POEMS syndrome is a rare condition related to a plasma cell dyscrasia, which frequently follows an indolent course. However, a minority of patients present with rapidly progressive disease, often dominated by the polyneuropathy, as illustrated in this case. POEMS is characterised by polyneuropathy, organomegaly, endocrinopathy, monoclonal gammopathy and skin changes, and presents at an earlier age than multiple myeloma. Clinical features are protean, but patients frequently exhibit papilloedema, volume overload, sclerotic bone lesions (figure 1) and thrombocytosis.
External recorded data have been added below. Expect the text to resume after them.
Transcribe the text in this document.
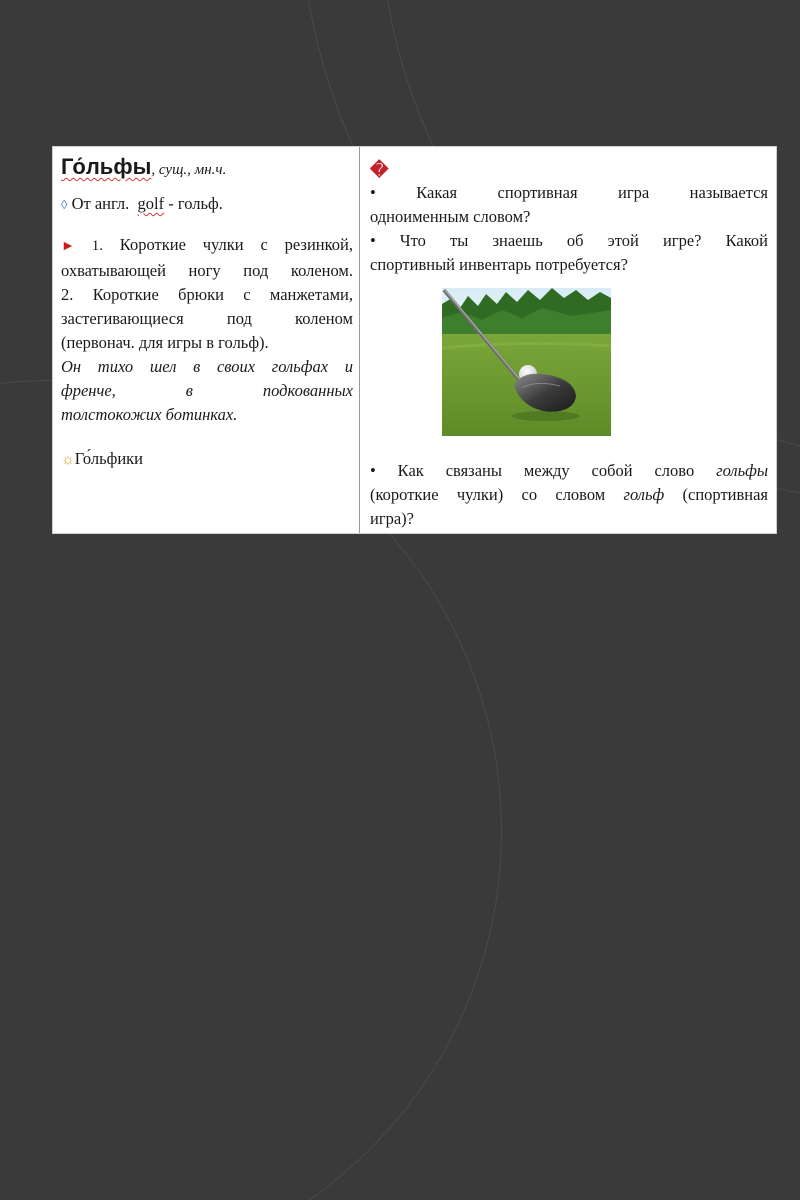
Го́льфы, сущ., мн.ч.

◊ От англ. golf - гольф.

► 1. Короткие чулки с резинкой,

охватывающей ногу под коленом.

2. Короткие брюки с манжетами,

застегивающиеся под коленом

(первонач. для игры в гольф).

Он тихо шел в своих гольфах и

френче, в подкованных

толстокожих ботинках.

☼Го́льфики

�

• Какая спортивная игра называется

одноименным словом?

• Что ты знаешь об этой игре? Какой

спортивный инвентарь потребуется?

• Как связаны между собой слово гольфы

(короткие чулки) со словом гольф (спортивная

игра)?
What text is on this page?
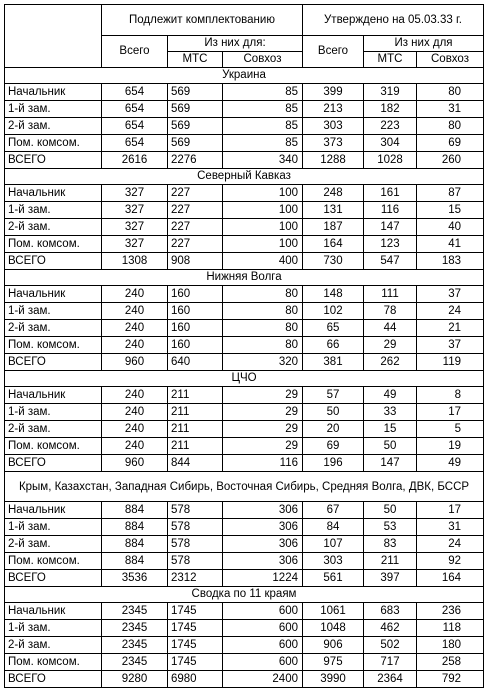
	Подлежит комплектованию			Утверждено на 05.03.33 г.		
	Всего	Из них для:		Всего	Из них для	
		МТС	Совхоз		МТС	Совхоз
Украина						
Начальник	654	569	85	399	319	80
1-й зам.	654	569	85	213	182	31
2-й зам.	654	569	85	303	223	80
Пом. комсом.	654	569	85	373	304	69
ВСЕГО	2616	2276	340	1288	1028	260
Северный Кавказ						
Начальник	327	227	100	248	161	87
1-й зам.	327	227	100	131	116	15
2-й зам.	327	227	100	187	147	40
Пом. комсом.	327	227	100	164	123	41
ВСЕГО	1308	908	400	730	547	183
Нижняя Волга						
Начальник	240	160	80	148	111	37
1-й зам.	240	160	80	102	78	24
2-й зам.	240	160	80	65	44	21
Пом. комсом.	240	160	80	66	29	37
ВСЕГО	960	640	320	381	262	119
ЦЧО						
Начальник	240	211	29	57	49	8
1-й зам.	240	211	29	50	33	17
2-й зам.	240	211	29	20	15	5
Пом. комсом.	240	211	29	69	50	19
ВСЕГО	960	844	116	196	147	49
Крым, Казахстан, Западная Сибирь, Восточная Сибирь, Средняя Волга, ДВК, БССР						
Начальник	884	578	306	67	50	17
1-й зам.	884	578	306	84	53	31
2-й зам.	884	578	306	107	83	24
Пом. комсом.	884	578	306	303	211	92
ВСЕГО	3536	2312	1224	561	397	164
Сводка по 11 краям						
Начальник	2345	1745	600	1061	683	236
1-й зам.	2345	1745	600	1048	462	118
2-й зам.	2345	1745	600	906	502	180
Пом. комсом.	2345	1745	600	975	717	258
ВСЕГО	9280	6980	2400	3990	2364	792
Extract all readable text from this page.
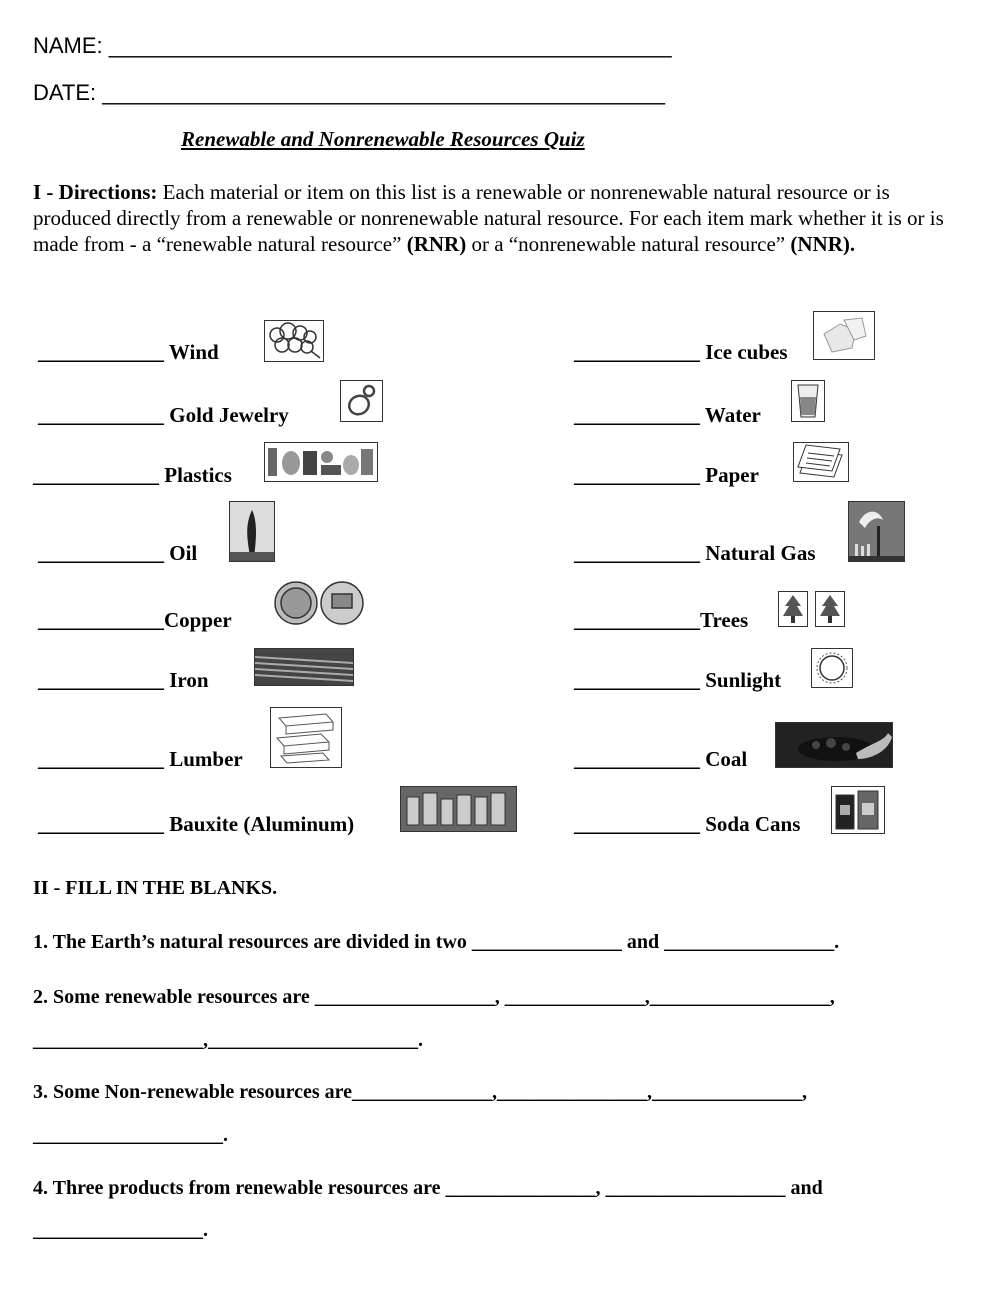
NAME: ______________________________________________
DATE: ______________________________________________
Renewable and Nonrenewable Resources Quiz
I - Directions: Each material or item on this list is a renewable or nonrenewable natural resource or is produced directly from a renewable or nonrenewable natural resource. For each item mark whether it is or is made from - a “renewable natural resource” (RNR) or a “nonrenewable natural resource” (NNR).
____________ Wind
____________ Gold Jewelry
____________ Plastics
____________ Oil
____________Copper
____________ Iron
____________ Lumber
____________ Bauxite (Aluminum)
____________ Ice cubes
____________ Water
____________ Paper
____________ Natural Gas
____________Trees
____________ Sunlight
____________ Coal
____________ Soda Cans
II - FILL IN THE BLANKS.
1. The Earth’s natural resources are divided in two _______________ and _________________.
2. Some renewable resources are __________________, ______________,__________________,
_________________,_____________________.
3. Some Non-renewable resources are______________,_______________,_______________,
___________________.
4. Three products from renewable resources are _______________, __________________ and
_________________.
Approximately 50% of patients may present with thrombocytosis.1 Not infrequently this is mistaken for a myeloproliferative disorder, in the context of characteristic bone marrow findings, namely an increase in megakaryocytes (figure 2). Equally, ischaemic complications are well-recognised, with one series reporting 18 of 99 patients suffering from arterial events such as stroke, myocardial infarction and Budd Chiari Syndrome.2 Another study reported 20% of patients suffering with arterial occlusion,3 while an individual suffering with recurrent ischaemic strokes, in the absence of risk factors and despite anticoagulation, has also been reported.4
The pathogenesis of POEMS is poorly understood but cytokines are believed to play an important role.5 VEGF in particular is often elevated at diagnosis and frequently normalises following successful treatment.6,7
VEGF is known to increase vascular permeability and plays an important role in angiogenesis. It has been postulated that VEGF is secreted from plasmacytomas,8 plasma cells6 and platelets9 possibly resulting in arterial obliteration. Indeed, VEGF is released from aggregated platelets in patients with POEMS9 and descriptions of closed lumina of endoneurial blood vessels raise the possibility of microthrombosis contributing to the polyneuropathy.6
Currently treatment options include radiotherapy to solitary plasmacytomas, which has been shown to be effective in approximately 50% of patients.2 Approximately 40% of patients will respond to alkylator treatment in combination with corticosteroids, while 15% may gain some benefit from corticostertoids alone.2 However, observational data strongly suggest that peripheral blood ASCT is the definitive treatment, with up to 87% of patients objectively reporting neurological improvement at 10.8 months in one study.2 Other authors cite continued improvement in neurological symptoms beyond 6 months following treatment.10
ASCT enables high-dose melphalan to be administered, followed by stem cell rescue, while allogeneic stem cell transplantation has not been reported in POEMS syndrome due to unacceptable transplant related mortality. An earlier report suggests the procedure related mortality of ASCT in POEMS patients is similar to those with multiple myeloma11 but more recently it has been recognised that there may be considerable peritransplant morbidity.12 Most notably, approximately 50% of patients are reported to experience engraftment syndrome, which manifests as fever, rash, diarrhoea, non-cardiogenic pulmonary oedema and weight gain within 96 h of neutrophil engraftment. It has been postulated that the clinical sequelae of engraftment syndrome are secondary to a cytokine burst with splenomegaly best predicting a complicated peritransplant course.12 It has been suggested that earlier and more aggressive use of corticosteroids may modulate this effect.12
Few patients have reported to have disease relapse following ASCT, with the exception of one individual we treated who developed marrow dysplasia 5 years following a reduced dose melphalan autologous stem cell transplant (110 mg/m2) and another individual who had a recurrence of sclerotic bony lesions some 7 years following transplantation.13
Competing interests: None.
Patient consent: Patient/guardian consent was obtained for publication.